Destaca que en el caso de autos, se colige que la entidad bancaria citada procedió a la apertura de una ‘cuenta corriente’ a nombre del Sr. Rodolfo Armando Montana por quien portaba su Documento Nacional de Identidad, y cuya operatoria negativa derivó en el cierre de ella y la inclusión del actor en los registros de deudores incobrables del sistema financiero.
Indica que -si bien el Banco citado accedió a la apertura de dichas cuentas mediante la exhibición por un tercero de documentos a nombre del actor- no cumplió debidamente con lo prescripto por la normativa que, para el caso, determina el Banco Central de la República Argentina.
A criterio del iudex, la actuación de Citibank N.A. adoleció de la debida premura y cautela necesarias en un acto bancario de gran trascendencia como la apertura de una cuenta corriente, posibilitando al portador del documento del Sr. Montana realizar operaciones con fines ilícitos, socavando la fidelidad financiera y personal del actor.
Consideró que el Citibank N.A. procedió de un modo antijurídico de carácter culposo (fs. 350); por lo cual concluyó que correspondía condenar en forma concurrente a la Provincia y a la entidad bancaria.

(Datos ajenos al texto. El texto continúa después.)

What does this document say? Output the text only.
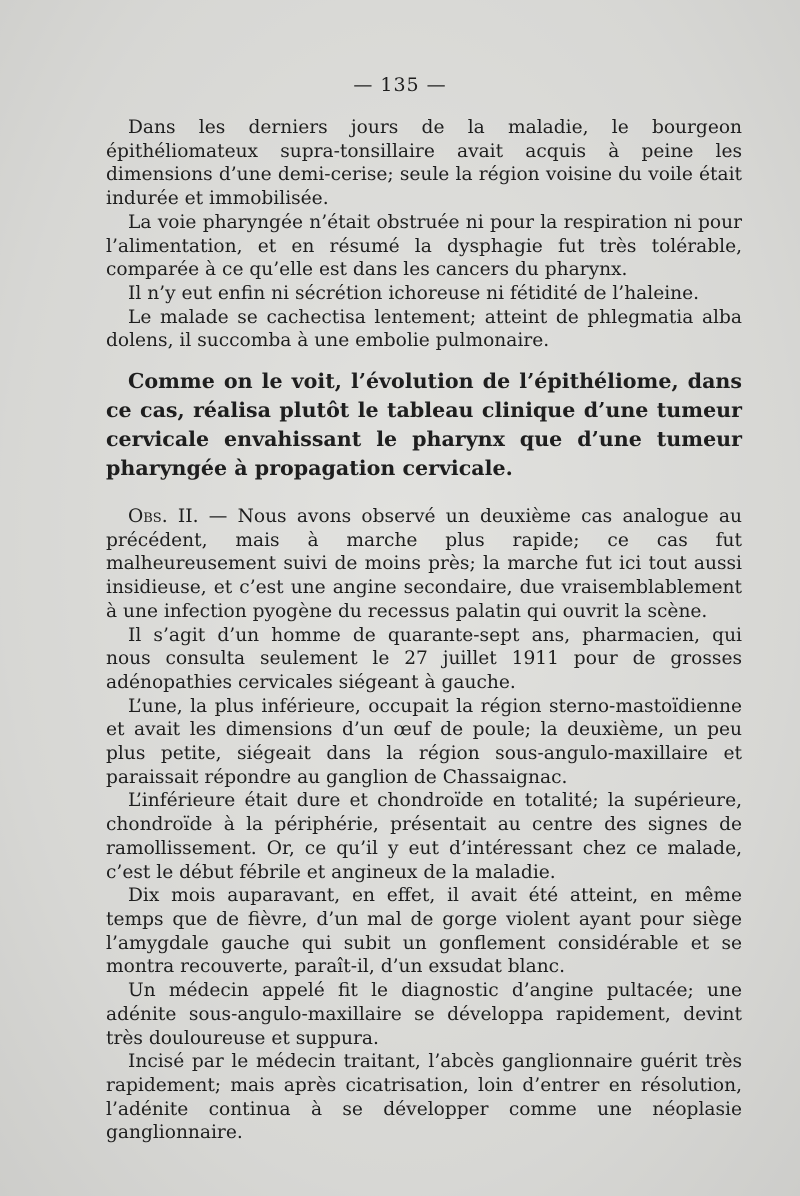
— 135 —

Dans les derniers jours de la maladie, le bourgeon épithéliomateux supra-tonsillaire avait acquis à peine les dimensions d’une demi-cerise; seule la région voisine du voile était indurée et immobilisée.

La voie pharyngée n’était obstruée ni pour la respiration ni pour l’alimentation, et en résumé la dysphagie fut très tolérable, comparée à ce qu’elle est dans les cancers du pharynx.

Il n’y eut enfin ni sécrétion ichoreuse ni fétidité de l’haleine.

Le malade se cachectisa lentement; atteint de phlegmatia alba dolens, il succomba à une embolie pulmonaire.

Comme on le voit, l’évolution de l’épithéliome, dans ce cas, réalisa plutôt le tableau clinique d’une tumeur cervicale envahissant le pharynx que d’une tumeur pharyngée à propagation cervicale.

Obs. II. — Nous avons observé un deuxième cas analogue au précédent, mais à marche plus rapide; ce cas fut malheureusement suivi de moins près; la marche fut ici tout aussi insidieuse, et c’est une angine secondaire, due vraisemblablement à une infection pyogène du recessus palatin qui ouvrit la scène.

Il s’agit d’un homme de quarante-sept ans, pharmacien, qui nous consulta seulement le 27 juillet 1911 pour de grosses adénopathies cervicales siégeant à gauche.

L’une, la plus inférieure, occupait la région sterno-mastoïdienne et avait les dimensions d’un œuf de poule; la deuxième, un peu plus petite, siégeait dans la région sous-angulo-maxillaire et paraissait répondre au ganglion de Chassaignac.

L’inférieure était dure et chondroïde en totalité; la supérieure, chondroïde à la périphérie, présentait au centre des signes de ramollissement. Or, ce qu’il y eut d’intéressant chez ce malade, c’est le début fébrile et angineux de la maladie.

Dix mois auparavant, en effet, il avait été atteint, en même temps que de fièvre, d’un mal de gorge violent ayant pour siège l’amygdale gauche qui subit un gonflement considérable et se montra recouverte, paraît-il, d’un exsudat blanc.

Un médecin appelé fit le diagnostic d’angine pultacée; une adénite sous-angulo-maxillaire se développa rapidement, devint très douloureuse et suppura.

Incisé par le médecin traitant, l’abcès ganglionnaire guérit très rapidement; mais après cicatrisation, loin d’entrer en résolution, l’adénite continua à se développer comme une néoplasie ganglionnaire.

Prosiguió el iudex analizando los rubros cuya reparación reclamaba el actor y, en síntesis, admitió tanto el daño moral [cuyo quantum fijó en la suma de Pesos Setenta Mil ($.70.000)] como el daño material, que justipreció en Pesos Tres Mil Seiscientos ($.3.600), por lo cual admitió la reclamación por el monto de Pesos Setenta y Tres Mil Seiscientos ($.73.600).
Y fijó que, a dicho monto, deben añadírsele los intereses desde el 26/01/05 -fecha de la apertura de la cuenta bancaria a nombre del actor- hasta el efectivo pago, calculados conforme la “Tasa Digital Home Banking” o “Tasa B.I.P.” o “Tasa Pasiva – Plazo Fijo Digital a 30 Días”, todas del Banco de la Provincia de Buenos Aires, o la similar que la reemplace.
También impone las costas a la demandada y al ‘tercero citado’, en tanto resultan vencidos en lo sustancial. Y difiere la regulación de los honorarios de los letrados y peritos hasta la aprobación de la liquidación correspondiente.
APELACIONES
1- A fs. 357 se presenta la Provincia de Buenos Aires, apela y funda.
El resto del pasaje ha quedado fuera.